Publications
Publication details [#59705]
Iverson, Gregory K., Ian L. Wilson, Younghyon Heo and Emiko Kaneko. 2015. Quasi-neutralization in the acquisition of English coronal fricatives by native speakers of Japanese. Journal of Second Language Pronunciation 1 (1) : 65–85.
Publication type
Article in journal
Publication language
English
Keywords
Place, Publisher
John Benjamins
Journal DOI
10.1075/jslp
Annotation
Second language learners show various forms of mispronunciation, or modification, of target pronunciation, most perhaps due to direct native language transfer, but others, summarized here, to deflected contrast, hypercorrection and covert contrast.
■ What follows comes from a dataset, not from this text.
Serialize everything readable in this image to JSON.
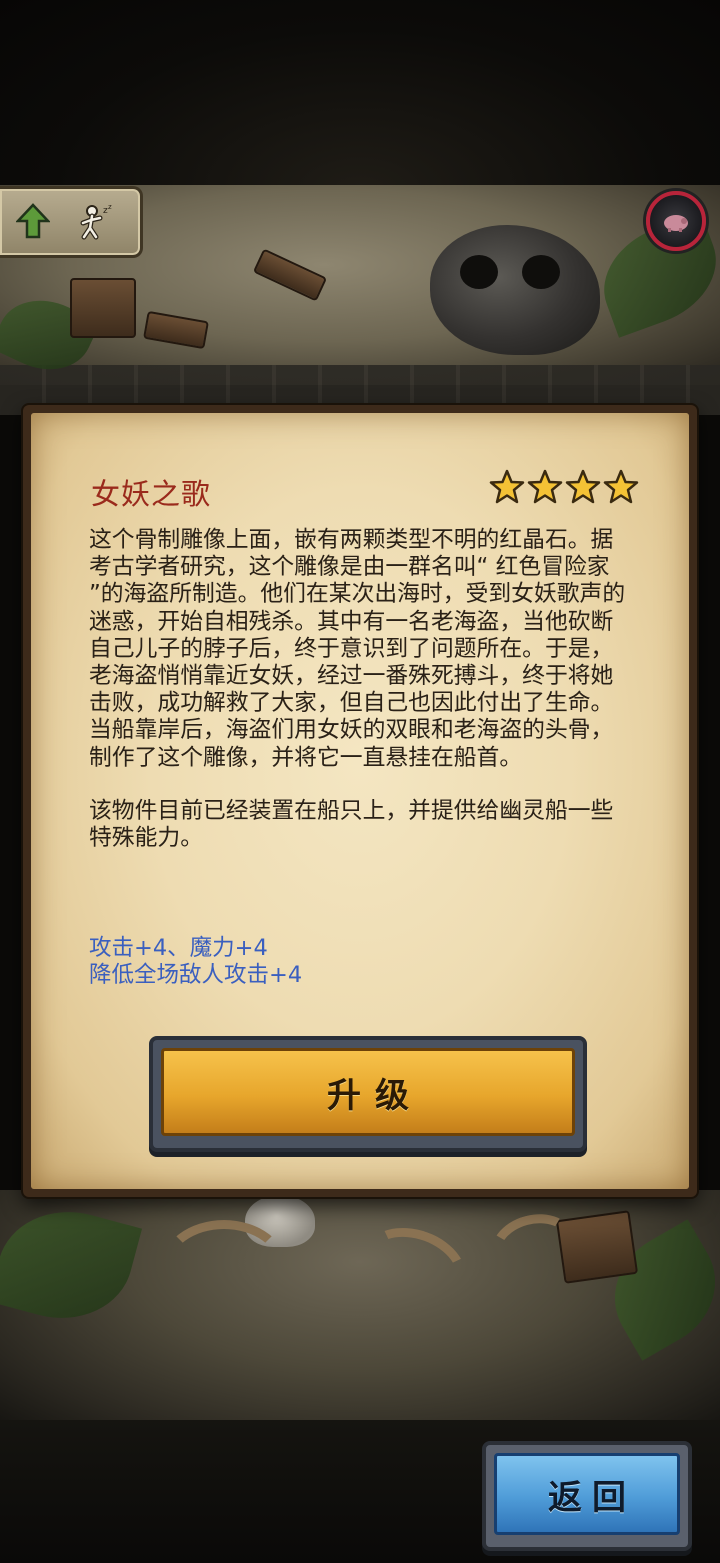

The present paper reports on a novel form of adaptation that is termed ‘quasi-neutralization,’ in which acoustic characteristics of competing target phonemes are found within the same interlanguage segment (e.g., think [θɪŋk] pronounced as [θsiŋk]). The three English voiceless coronal fricatives /s/, /ʃ/, /θ/ were elicited from Japanese learners of English via two techniques: a wordlist reading task that encouraged participants to focus on their pronunciation, and a sentence construction task that diverted their attention from pronunciation. Among different types of modification, quasi-neutralization was observed predominantly when participants were conscious of their pronunciation, which could reflect their linguistic insecurity as learners. This research thus illuminates another of the strategies that learners employ in the acquisition of L2 pronunciation.